Total retail sales in the US are approximately $5 trillion. Although internet retail accounted for only 9.7% of sales in the second quarter of 2018, shopping online continues to grow. Internet Retailer Research reports 60% of consumers plan to spend more than half of their holiday shopping online.

Kook says his clients are looking for investments in asset classes which will remain relatively unaffected by internet sales. “They are buying these types of properties with good tenants in long-term leases in good locations across the country. I closed just this year properties in FL, TX, NJ, MA, IL and VA. We can go on and on,” he comments.

His New York clients selling property located in the state would face heavy tax consequences, especially with the federal tax reform that went into effect in December 2017. Thus, people are using the section 1031, like-kind exchanges, to defer federal taxes on capital gains.

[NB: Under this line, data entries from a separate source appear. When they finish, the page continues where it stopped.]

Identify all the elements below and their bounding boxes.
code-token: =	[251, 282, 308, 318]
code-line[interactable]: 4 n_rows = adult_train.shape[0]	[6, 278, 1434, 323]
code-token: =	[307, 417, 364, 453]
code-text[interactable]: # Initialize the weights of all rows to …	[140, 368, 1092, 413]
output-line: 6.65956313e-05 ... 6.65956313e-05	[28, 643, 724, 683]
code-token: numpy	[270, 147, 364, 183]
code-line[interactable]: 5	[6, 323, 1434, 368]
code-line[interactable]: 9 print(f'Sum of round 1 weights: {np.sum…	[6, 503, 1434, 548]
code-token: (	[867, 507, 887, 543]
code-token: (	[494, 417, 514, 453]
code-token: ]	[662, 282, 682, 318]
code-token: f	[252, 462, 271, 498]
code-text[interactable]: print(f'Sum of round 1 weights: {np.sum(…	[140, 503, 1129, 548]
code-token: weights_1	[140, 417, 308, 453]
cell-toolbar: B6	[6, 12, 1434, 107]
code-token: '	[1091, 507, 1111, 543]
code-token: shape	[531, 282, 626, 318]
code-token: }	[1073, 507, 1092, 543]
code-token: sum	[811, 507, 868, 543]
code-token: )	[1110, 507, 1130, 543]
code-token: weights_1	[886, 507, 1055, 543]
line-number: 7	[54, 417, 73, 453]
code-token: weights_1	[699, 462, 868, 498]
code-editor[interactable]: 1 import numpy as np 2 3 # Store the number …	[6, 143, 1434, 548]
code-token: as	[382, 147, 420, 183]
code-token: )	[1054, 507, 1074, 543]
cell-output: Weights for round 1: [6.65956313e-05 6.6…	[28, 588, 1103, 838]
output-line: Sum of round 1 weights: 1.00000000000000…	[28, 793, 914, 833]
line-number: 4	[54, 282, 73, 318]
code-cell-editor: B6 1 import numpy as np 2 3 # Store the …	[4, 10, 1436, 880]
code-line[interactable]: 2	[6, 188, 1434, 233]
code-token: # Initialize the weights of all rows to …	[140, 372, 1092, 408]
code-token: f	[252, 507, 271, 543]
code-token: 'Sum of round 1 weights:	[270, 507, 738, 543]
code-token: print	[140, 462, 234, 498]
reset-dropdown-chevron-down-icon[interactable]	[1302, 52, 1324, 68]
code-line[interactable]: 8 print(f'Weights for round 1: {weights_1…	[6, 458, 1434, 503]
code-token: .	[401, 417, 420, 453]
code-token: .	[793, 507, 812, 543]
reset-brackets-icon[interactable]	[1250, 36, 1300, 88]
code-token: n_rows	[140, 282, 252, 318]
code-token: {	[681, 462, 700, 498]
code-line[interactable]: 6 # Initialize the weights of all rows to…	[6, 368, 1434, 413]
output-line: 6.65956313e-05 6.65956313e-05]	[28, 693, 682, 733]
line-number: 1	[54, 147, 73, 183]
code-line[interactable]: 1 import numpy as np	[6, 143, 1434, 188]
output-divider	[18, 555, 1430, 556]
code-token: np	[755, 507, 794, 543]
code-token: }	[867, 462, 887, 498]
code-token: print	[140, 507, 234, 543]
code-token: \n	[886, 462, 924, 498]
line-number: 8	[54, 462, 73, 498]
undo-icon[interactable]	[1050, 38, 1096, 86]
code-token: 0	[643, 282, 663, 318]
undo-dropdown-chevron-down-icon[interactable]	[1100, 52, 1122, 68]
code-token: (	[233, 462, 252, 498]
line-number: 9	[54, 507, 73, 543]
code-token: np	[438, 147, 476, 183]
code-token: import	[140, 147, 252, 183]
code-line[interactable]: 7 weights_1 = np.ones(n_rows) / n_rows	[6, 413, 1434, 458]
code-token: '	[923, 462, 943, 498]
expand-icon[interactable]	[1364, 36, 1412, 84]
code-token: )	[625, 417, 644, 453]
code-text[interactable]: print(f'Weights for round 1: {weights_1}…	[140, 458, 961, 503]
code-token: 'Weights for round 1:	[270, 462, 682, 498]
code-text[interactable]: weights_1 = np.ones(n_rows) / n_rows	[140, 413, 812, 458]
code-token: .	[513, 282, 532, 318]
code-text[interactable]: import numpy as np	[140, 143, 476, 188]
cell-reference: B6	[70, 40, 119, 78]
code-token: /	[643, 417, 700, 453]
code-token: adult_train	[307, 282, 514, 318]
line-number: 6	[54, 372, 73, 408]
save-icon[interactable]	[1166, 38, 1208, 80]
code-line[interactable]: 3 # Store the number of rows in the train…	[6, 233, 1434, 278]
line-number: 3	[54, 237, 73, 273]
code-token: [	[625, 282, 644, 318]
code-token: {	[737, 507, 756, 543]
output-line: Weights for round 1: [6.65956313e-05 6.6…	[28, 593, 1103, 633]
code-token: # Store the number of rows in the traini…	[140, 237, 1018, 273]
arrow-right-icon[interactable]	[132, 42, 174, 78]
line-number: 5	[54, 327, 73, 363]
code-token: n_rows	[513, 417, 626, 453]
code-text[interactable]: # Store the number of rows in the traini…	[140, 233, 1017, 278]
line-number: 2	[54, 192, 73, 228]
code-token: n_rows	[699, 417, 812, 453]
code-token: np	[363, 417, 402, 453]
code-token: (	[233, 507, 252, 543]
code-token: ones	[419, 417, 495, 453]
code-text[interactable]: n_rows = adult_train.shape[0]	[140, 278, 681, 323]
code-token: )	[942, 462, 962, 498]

In these kinds of deals, Kook advises people to consult a professional as early as possible noting that section 1031 transactions can be complex. “You want to have as much information as possible before going into it.”

Triple net property investments appeal to people who, for example, owned a multifamily building but no longer want to manage property and want to do other things, says Kook. With triple net leases, in addition to rent and utilities, the tenant pays for real estate taxes, property insurance and maintenance. Many of his customers are buying property outside the state because it’s hard to find triple net property in New York.

On Wednesday, the Federal Reserve announced it will raise short-term interest rates and plans to increase them two more times in 2019. As a final caution, Kook says with interest rates rising, with NNN lease investments to keep an eye on cap rates.